Les carpesIl y a deux semaines, je vous parlais des carpes de la rivière Boyer dans Bellechasse qui servaient de pâture aux pygargues à tête blanche, aux goélands et aux corneilles. Un lecteur, Gilles Faguy, m'a fait parvenir quelques précisions qui méritent d'être publiées : «Je voudrais vous parler des carpes allemandes dont j'ai eu le plaisir d'observer le rituel des ébats amoureux dans la baie de Saint-Antoine-de-Tilly pendant plusieurs années.
Malheureusement, une maladie inconnue ou une mauvaise qualité des eaux les a presque toutes tuées, il y a quelques années, dans ce coin de pays. Nous n'avons jamais su pourquoi.
«Ce rituel atteint son apogée vers le 10 juin et dure plus d'une semaine, jour et nuit.
À première vue, on pourrait penser que ces carpes se débattent dans l'eau peu profonde pour s'en déprendre, ou pour remonter la rivière, mais tel n'est pas le cas.

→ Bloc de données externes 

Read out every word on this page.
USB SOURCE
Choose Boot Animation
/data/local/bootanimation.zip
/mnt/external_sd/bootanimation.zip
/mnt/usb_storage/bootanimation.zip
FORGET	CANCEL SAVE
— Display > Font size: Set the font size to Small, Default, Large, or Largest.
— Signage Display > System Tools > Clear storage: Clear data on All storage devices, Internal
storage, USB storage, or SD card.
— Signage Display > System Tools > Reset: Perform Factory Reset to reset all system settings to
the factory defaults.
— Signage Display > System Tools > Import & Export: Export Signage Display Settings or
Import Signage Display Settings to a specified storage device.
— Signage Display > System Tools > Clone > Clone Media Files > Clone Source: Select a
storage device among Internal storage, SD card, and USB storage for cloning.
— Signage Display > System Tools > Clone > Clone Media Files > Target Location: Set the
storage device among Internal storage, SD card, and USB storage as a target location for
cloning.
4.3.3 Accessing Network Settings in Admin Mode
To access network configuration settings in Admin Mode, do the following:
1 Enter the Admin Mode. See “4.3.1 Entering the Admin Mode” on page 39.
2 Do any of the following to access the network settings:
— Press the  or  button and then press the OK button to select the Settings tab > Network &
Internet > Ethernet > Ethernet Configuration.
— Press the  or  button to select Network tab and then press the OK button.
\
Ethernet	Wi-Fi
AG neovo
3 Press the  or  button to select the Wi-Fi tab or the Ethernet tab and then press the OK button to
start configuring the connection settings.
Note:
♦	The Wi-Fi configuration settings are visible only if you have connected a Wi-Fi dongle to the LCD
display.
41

«La femelle, en solitaire, deux fois plus grosse que le mâle, se dirige le plus près possible du rivage, ou d'un haut-fond, et y pond ses oeufs. Les mâles, toujours à l'affût, se collent à la femelle et y déversent leur semence dans un clapotis et un bouillonnement des eaux qui deviennent blanchâtres, couleur de la semence des mâles qui peuvent être une dizaine à s'exciter en frôlant la femelle.
«C'est, je crois, ce que montre la photo de votre article du 20 juin.
Les carpes femelles peuvent mesurer plus de 60 cm et peser près de 20 livres, preuve à l'appui. Le mâle est beaucoup plus petit.»